What the future holds is of course anyone’s guess. There have already been a few changes recently (head of sales and head of marketing) so I’m not sure we’ll see much else happen… But then again, new guy, new tweaks, perhaps?
What do you want to see happen?





I would love to see 2 versions of protools. 1 for music and the one that exists now which focuses on mixing and post. Would be cool to be able to write music in an inspiring environment and then open it in protools to mix. Maybe its not the correct answer. The main concern is that protools is losing the home musician. It’s a mixing editing tool and one of the best. The industry is just so different now that we need to be able to be inspired to create, not just edit and mix.
I jumped ship after the outrageous upgrade to 10. I use studio one and its just so much more inspiring. I do miss the cleanliness of protools editing though.
Anyways I hope they keep doing well because I have some stocks I’d really like to sell
Personally, I don’t mind if they lose the home musician. Don’t forget that the name of the product implies professional use. Yes, it’s nice to have a simple version of Pro Tools for home users, but they can’t win against GarageBand. The last few years have felt like they’ve made major compromises for professional users in a largely wasted effort to chase the home user. If they lose their professional base they may have nothing left.

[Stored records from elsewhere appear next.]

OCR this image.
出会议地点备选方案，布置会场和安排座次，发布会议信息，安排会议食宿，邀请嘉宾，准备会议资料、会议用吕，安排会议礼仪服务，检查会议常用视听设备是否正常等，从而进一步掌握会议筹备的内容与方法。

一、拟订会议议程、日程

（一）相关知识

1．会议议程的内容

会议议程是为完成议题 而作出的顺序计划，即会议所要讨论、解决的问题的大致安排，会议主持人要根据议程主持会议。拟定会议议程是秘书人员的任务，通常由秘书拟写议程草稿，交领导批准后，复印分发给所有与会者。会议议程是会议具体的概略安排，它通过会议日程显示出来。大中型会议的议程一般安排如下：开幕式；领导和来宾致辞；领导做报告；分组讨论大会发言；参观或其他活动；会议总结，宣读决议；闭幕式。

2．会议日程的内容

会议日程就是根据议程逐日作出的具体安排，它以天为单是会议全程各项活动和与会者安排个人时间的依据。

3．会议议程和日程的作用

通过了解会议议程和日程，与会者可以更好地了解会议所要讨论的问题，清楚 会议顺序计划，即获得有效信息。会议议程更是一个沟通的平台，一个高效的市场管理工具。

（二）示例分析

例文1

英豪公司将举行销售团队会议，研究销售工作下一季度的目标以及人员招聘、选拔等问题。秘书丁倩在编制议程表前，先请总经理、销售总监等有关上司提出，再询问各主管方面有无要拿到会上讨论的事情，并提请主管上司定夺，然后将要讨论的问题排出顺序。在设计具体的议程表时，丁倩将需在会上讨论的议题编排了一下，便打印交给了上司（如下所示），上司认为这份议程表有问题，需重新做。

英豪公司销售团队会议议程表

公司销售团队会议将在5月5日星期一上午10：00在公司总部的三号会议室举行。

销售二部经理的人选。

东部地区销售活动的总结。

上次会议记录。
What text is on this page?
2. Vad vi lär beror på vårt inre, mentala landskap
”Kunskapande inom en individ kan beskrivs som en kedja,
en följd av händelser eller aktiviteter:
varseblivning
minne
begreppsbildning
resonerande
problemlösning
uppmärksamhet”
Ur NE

So the rumours that Gary Greenfield was swapping jobs with Joseph Ratzinger weren’t true?
+1 Scott McDowell’s comment.
we(I) paid over 10K for HDX upgrade (before 13K hd3) and how much money we(I) lost loosing all TDM plug-ins and RTAS is next
most expensive software package ever created!!!
I think we are worthy to get PT11 ONE software & hardware package to compose, mix and master. not jumping like F******* monkeys between different softwares
WF is going on with AVID and how much upgrade will cost ….. again!!!!!!!
new young generation is coming working in reaper, logic, cubase, studio one, etc. They not care about high quality. All most all music downloads are in mp3
Welcome to future!
@scottmcdowell What compromises would they be exactly?
I don’t think Avid could survive, if they just served the Pro market, because this market is shrinking, and continues to shrink. Reason for that are the home-recording solutions mentioned above (Garageband, Reason, etc).
They somehow have to appeal to the so-called Prosumers, which have more money to spend, and keep their pricing right.
Why did nobody realize that the european pro market is dead?
They realised that the only cashcow that performed really good was PT bundled with a cheap audio interface. Cheap stuff for the mass market.
They sold the rest, as you know and so streamlined everything.
What I don’t understand is, why they don’t include EuCon in their controllers.